Happy 2013 everyone. I’ll love to share some of my thoughts on the work of my favourite poet, Rudyard Kipling. This poem was written in 1911, just a year into the reign of King George V and 3 years to the conflict known as the Great War. Queen Victoria who had passed on about a decade before, would have found it hard to believe her grown up grand children would soon be plunged in war. England was enjoying prosperity fuelled by riches from her empire where “the sun never set” Victorian morality was the order of the day. Kipling, who was the apostle of empire building, showed his concern in this poem about its maintenance, yes the empire had been built but he warned against complacency so it could be sustained. He starts by describing the beauty of England comparing it to a garden, but he is careful to say “the Glory of the garden is more than meets the eye” and it also “abideth not in words” he described the tools and implements used by gardeners to create and maintain the garden’s beauty, they did not just spend time talking about and praising its beauty, and “resting in the shade” or complaining about their problems; they worked hard to get the garden to its present state. In seeing England as a garden he saw that everyone had their part to play in improving her and there was always something for everyone to do like, rolling and trimming the lawns and sifting the sand and loam, because “the glory of the garden occupies all who come” Kipling implores his countrymen to take personal responsibility for the garden because all in all it reflects them, they share of the glory or shame depending on its state. He concludes by writing that the garden is built by working, but it is established by praying. The Glory of the Garden was penned 102 years ago but the words are timeless and true, whether we be in the UK, Nigeria, or the US we need work hard and smart to build our garden and we should not forget to pray so what we build is worthy, and strong enough to last beyond us.
THE GLORY OF THE GARDEN
Our England is a garden that is full of stately views,
Of borders, beds and shrubberies and lawns and avenues,
With statues on the terraces and peacocks strutting by;
But the Glory of the Garden lies in more than meets the eye.

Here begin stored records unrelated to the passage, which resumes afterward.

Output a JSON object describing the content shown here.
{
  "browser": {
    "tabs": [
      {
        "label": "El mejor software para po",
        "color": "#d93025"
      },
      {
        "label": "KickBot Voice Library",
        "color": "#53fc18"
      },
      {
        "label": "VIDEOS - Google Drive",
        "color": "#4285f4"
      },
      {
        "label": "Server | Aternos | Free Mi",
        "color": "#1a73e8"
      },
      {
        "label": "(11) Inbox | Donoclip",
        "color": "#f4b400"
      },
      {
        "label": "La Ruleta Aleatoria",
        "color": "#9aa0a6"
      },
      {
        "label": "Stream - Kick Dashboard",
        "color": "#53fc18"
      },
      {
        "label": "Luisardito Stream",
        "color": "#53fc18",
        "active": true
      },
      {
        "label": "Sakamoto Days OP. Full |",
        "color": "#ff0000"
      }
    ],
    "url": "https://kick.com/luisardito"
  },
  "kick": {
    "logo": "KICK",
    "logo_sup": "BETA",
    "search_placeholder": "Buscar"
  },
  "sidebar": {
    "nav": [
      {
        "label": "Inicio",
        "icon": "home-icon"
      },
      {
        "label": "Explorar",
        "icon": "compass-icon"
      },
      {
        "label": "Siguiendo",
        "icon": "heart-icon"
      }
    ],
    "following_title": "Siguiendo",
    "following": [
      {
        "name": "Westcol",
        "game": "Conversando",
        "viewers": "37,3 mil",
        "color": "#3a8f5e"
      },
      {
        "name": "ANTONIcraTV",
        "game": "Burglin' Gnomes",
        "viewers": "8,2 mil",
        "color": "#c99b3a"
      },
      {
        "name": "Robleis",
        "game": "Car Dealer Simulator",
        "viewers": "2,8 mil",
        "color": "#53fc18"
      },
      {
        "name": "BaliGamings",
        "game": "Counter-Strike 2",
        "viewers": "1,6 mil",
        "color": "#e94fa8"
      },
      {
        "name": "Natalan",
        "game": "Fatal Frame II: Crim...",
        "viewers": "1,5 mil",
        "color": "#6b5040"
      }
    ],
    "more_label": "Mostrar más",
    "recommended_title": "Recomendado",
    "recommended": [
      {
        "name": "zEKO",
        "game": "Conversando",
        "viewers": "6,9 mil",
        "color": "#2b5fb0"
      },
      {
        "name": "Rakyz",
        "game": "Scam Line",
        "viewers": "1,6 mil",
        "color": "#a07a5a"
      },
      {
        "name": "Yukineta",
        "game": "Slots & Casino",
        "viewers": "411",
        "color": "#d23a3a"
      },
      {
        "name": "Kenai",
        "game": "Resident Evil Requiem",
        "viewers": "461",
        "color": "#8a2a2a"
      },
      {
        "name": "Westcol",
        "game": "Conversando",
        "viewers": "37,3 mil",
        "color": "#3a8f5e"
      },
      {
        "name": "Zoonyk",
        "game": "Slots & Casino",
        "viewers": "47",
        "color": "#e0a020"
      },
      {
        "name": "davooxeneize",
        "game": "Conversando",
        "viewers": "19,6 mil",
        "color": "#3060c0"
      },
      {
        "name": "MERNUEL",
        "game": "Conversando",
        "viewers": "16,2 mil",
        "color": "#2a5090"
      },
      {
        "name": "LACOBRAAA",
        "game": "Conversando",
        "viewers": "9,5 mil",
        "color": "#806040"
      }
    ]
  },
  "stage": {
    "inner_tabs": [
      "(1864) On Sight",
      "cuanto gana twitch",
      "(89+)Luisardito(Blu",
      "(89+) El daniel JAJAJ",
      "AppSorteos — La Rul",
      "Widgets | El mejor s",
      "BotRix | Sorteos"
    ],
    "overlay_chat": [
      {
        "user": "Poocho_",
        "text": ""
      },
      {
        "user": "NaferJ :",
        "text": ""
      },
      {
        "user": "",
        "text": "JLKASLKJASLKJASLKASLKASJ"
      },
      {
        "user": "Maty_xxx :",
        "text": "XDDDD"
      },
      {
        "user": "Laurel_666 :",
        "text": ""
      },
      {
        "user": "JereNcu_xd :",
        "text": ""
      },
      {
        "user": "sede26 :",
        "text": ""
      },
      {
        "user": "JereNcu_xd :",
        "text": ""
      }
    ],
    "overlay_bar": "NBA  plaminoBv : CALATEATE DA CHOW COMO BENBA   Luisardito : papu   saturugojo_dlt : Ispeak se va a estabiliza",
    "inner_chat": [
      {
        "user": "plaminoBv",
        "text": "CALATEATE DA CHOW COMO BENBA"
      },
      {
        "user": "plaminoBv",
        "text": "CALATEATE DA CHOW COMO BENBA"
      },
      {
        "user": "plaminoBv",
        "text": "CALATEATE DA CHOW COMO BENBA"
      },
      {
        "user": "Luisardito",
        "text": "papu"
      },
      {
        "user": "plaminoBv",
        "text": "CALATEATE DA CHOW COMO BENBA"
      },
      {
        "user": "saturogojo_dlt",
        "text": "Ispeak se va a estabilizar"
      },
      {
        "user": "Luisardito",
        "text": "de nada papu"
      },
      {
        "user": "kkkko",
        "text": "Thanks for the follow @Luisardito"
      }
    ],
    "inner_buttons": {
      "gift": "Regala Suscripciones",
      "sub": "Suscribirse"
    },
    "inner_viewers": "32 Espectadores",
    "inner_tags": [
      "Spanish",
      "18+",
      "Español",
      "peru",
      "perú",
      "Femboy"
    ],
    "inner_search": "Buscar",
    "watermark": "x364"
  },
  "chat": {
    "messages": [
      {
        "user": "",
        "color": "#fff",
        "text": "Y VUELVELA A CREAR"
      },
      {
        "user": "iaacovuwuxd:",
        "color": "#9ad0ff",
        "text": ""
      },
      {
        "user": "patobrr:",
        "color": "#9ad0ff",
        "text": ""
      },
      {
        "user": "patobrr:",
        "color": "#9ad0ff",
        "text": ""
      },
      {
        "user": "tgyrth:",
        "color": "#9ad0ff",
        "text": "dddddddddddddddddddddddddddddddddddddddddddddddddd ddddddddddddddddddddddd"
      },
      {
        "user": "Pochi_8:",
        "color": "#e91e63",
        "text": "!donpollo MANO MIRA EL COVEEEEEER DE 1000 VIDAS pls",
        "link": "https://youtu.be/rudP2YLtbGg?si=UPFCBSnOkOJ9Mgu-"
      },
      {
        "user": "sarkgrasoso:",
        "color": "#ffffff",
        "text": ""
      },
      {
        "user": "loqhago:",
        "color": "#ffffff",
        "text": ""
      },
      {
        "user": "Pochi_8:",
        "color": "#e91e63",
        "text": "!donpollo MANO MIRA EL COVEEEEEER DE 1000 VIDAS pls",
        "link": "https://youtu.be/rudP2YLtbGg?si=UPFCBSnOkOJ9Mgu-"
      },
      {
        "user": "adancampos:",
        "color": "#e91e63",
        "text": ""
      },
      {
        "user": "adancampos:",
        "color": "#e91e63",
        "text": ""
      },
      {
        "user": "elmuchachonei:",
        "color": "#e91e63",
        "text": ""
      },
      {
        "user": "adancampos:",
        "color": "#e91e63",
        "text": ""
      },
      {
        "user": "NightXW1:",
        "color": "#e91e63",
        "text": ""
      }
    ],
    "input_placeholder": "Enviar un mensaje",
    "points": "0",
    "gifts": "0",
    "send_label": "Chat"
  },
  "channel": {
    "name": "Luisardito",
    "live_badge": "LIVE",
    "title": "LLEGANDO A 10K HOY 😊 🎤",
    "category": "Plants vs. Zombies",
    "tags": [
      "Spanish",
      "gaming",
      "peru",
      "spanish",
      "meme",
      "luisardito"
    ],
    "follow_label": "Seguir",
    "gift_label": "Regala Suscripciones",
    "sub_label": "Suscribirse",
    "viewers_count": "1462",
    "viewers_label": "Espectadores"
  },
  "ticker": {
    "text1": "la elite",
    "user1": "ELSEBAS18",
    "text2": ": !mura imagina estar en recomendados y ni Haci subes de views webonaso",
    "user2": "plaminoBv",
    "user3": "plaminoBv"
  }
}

For where the old thick laurels grow, along the thin red wall,
You will find the tool- and potting-sheds which are the heart of all ;
The cold-frames and the hot-houses, the dungpits and the tanks:
The rollers, carts and drain-pipes, with the barrows and the planks.
And there you’ll see the gardeners, the men and ‘prentice boys
Told off to do as they are bid and do it without noise;
For, except when seeds are planted and we shout to scare the birds,
The Glory of the Garden it abideth not in words.
And some can pot begonias and some can bud a rose,
And some are hardly fit to trust with anything that grows;
But they can roll and trim the lawns and sift the sand and loam,
For the Glory of the Garden occupieth all who come.
Our England is a garden, and such gardens are not made
By singing:–“Oh, how beautiful!” and sitting in the shade,
While better men than we go out and start their working lives
At grubbing weeds from gravel-paths with broken dinner-knives
There’s not a pair of legs so thin, there’s not a head so thick,
There’s not a hand so weak and white, nor yet a heart so sick.
But it can find some needful job that’s crying to be done,
For the Glory of the Garden glorifieth every one.
Then seek your job with thankfulness and work till further orders,
If it’s only netting strawberries or killing slugs on borders;
And when your back stops aching and your hands begin to harden,
You will find yourself a partner in the Glory of the Garden.
Oh, Adam was a gardener, and God who made him sees
That half a proper gardener’s work is done upon his knees,
So when your work is finished, you can wash your hand and pray
For the Glory of the Garden, that it may not pass away!
And the Glory of the Garden it shall never pass away!